4.10.12

Las palabras se las lleva el viento IX


Por encima de él están las frondosas copas de los árboles bloqueándole la vista al cielo, un cielo que, por lo poco que ve, está azul, limpio, sin ninguna nube. Está recostado, los brazos cruzados detrás de su cabeza, escuchando los trinos de los pájaros. Son pocos los momentos excepcionales,  en los que las armas dan lugar a los cánticos de las aves. Por lo tanto son mucho más estridentes las detonaciones una vez que son retomadas por los ejércitos. 
Aún tiene la esperanza de ver una vez más a aquella paloma que sin quererlo se convirtió en su compañera durante esta travesía. Ahora la travesía continúa para ella, sola, sin ningún razonamiento de por medio, únicamente basada en el instinto. No se diferencía mucho de como la travesía de los dos comenzó al Courrier verse tomando su arma y disparándole a su compañero.

Les habían dado la orden de correr e ir al punto de entrega. Intentando esconderse dentro de lo posible corrieron alejándose de sus compañeros del escuadrón. En un par de ocasiones fueron a parar al piso. Siguieron el camino que creían saber y que por fortuna resultó ser el correcto. Llegaron al descampado indicado, pero se mantuvieron escondidos para no ser blanco fácil. 
Escucharon los motores de un avión y poco después regresó el silencio interrumpido por las detonaciones lejanas de sus compañeros. Observaron el cielo nocturno en busca de algo desconocido, y efectivamente a los pocos minutos pudieron entrever, reconocer una tela blanca que caía lentamente, resultó ser un paracaídas del que colgaba el cajón de madera. Salieron de entre los árboles por el paquete, lo recogieron y Courrier se desconoció a sí mismo. Se estaban acercando a la otra orilla del descampado, Courrier había definido la dirección y eso fue exactamente lo que despertó la sospechas del otro escurridizo. Estás yendo mal ¿qué haces?, ¿para dónde vas?, dijo la víctima y la traición comenzó. Courrier se dio media vuelta, con el paquete al hombro y fusil en mano, disparó cuatro veces. Comenzó a escapar. Dejó de usar la razón para guiarse por sus instintos.

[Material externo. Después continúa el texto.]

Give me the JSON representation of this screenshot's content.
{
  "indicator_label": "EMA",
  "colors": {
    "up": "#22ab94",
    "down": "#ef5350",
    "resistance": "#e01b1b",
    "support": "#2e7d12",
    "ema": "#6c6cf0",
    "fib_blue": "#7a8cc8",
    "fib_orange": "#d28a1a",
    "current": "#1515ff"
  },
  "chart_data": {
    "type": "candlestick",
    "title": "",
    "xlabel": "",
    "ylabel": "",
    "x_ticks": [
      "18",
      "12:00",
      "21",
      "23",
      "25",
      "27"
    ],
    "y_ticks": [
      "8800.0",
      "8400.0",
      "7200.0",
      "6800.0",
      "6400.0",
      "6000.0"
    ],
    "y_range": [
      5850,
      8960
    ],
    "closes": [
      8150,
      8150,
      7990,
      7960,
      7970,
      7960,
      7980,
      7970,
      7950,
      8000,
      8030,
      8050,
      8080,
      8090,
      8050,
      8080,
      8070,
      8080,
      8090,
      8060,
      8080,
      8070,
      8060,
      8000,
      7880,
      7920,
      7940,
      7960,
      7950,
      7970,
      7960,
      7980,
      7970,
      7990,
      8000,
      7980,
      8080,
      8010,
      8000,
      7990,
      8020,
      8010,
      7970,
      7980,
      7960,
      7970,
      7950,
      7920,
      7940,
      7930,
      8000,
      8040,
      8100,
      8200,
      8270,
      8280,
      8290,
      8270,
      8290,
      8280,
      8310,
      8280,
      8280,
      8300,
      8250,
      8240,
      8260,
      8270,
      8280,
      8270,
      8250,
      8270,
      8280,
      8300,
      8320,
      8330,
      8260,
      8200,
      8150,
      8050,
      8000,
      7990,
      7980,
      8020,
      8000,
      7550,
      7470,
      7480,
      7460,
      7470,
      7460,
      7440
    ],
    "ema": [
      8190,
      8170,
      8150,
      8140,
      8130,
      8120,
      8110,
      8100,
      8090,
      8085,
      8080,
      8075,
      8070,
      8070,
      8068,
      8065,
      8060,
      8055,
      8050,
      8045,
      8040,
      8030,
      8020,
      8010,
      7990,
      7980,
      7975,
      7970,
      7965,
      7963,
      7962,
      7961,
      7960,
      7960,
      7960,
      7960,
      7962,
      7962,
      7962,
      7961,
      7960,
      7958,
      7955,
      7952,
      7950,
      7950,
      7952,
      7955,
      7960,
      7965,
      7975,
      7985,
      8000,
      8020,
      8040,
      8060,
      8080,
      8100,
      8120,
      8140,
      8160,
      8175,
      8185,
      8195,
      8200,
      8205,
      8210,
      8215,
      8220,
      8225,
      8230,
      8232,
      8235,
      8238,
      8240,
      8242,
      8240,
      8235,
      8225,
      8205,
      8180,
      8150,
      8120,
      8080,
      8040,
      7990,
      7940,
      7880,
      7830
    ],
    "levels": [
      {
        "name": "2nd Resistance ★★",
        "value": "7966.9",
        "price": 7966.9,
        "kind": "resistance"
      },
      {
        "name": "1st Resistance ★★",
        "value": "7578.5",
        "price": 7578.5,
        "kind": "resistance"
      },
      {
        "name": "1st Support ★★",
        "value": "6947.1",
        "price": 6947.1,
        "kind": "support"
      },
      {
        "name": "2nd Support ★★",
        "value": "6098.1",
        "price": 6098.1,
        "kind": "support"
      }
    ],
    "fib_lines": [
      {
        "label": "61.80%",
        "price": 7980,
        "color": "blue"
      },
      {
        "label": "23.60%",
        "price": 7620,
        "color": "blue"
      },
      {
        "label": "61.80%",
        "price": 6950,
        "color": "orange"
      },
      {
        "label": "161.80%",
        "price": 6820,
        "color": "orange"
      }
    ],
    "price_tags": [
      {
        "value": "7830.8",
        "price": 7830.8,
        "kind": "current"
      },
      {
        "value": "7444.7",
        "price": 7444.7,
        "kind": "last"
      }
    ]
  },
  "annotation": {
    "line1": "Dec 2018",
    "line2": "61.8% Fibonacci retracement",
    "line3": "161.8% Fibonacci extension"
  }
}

Sigue echado sin pensar, sin hablar consigo mismo como en otras ocasiones, únicamente respirando. Sin escuchar, sin observar, sin prestar ningún tipo de atención. Cumplió su misión que era mandar un mensaje, traicionó, asesinó, se rodeó de muertos. Sacó lo peor de sí para intentar salvar lo mejor que le pasó jamás. Son estos los argumentos con los que trata de hacerse sentir mejor. Se dice que no fue tan grave el haber matado a un compañero, el haber pasado varios días rodeado de cadáveres enemigos con los que se llegó a cubrir, a los que les robó las ropas. 
El haber liberado a esa paloma, al verla levantar el vuelo hizo que renaciera en él una esperanza. Una de esas esperanzas que no se pueden explicar con palabras, es una sensación cálida en el pecho y la ilusión de que no todo está perdido. Él que ya se daba por muerto, que decía que cualquier minuto que siguiera respirando ya era ganancia, ahora se aferra a mantener su corazón latiendo. Quizás se aferra porque la muerte se acerca, quizás esa esperanza tiene como meta inyectarle adrenalina a ese agitado corazón suyo, energía para la batalla más crucial, la que decida su guerra personal, para esa que puede ser la lucha más importante, la última. No sirve de mucho el pensar demasiado, el razonar sus posibilidades, y tampoco lo hace, se aferra a su vida, su esperanza y sus instintos.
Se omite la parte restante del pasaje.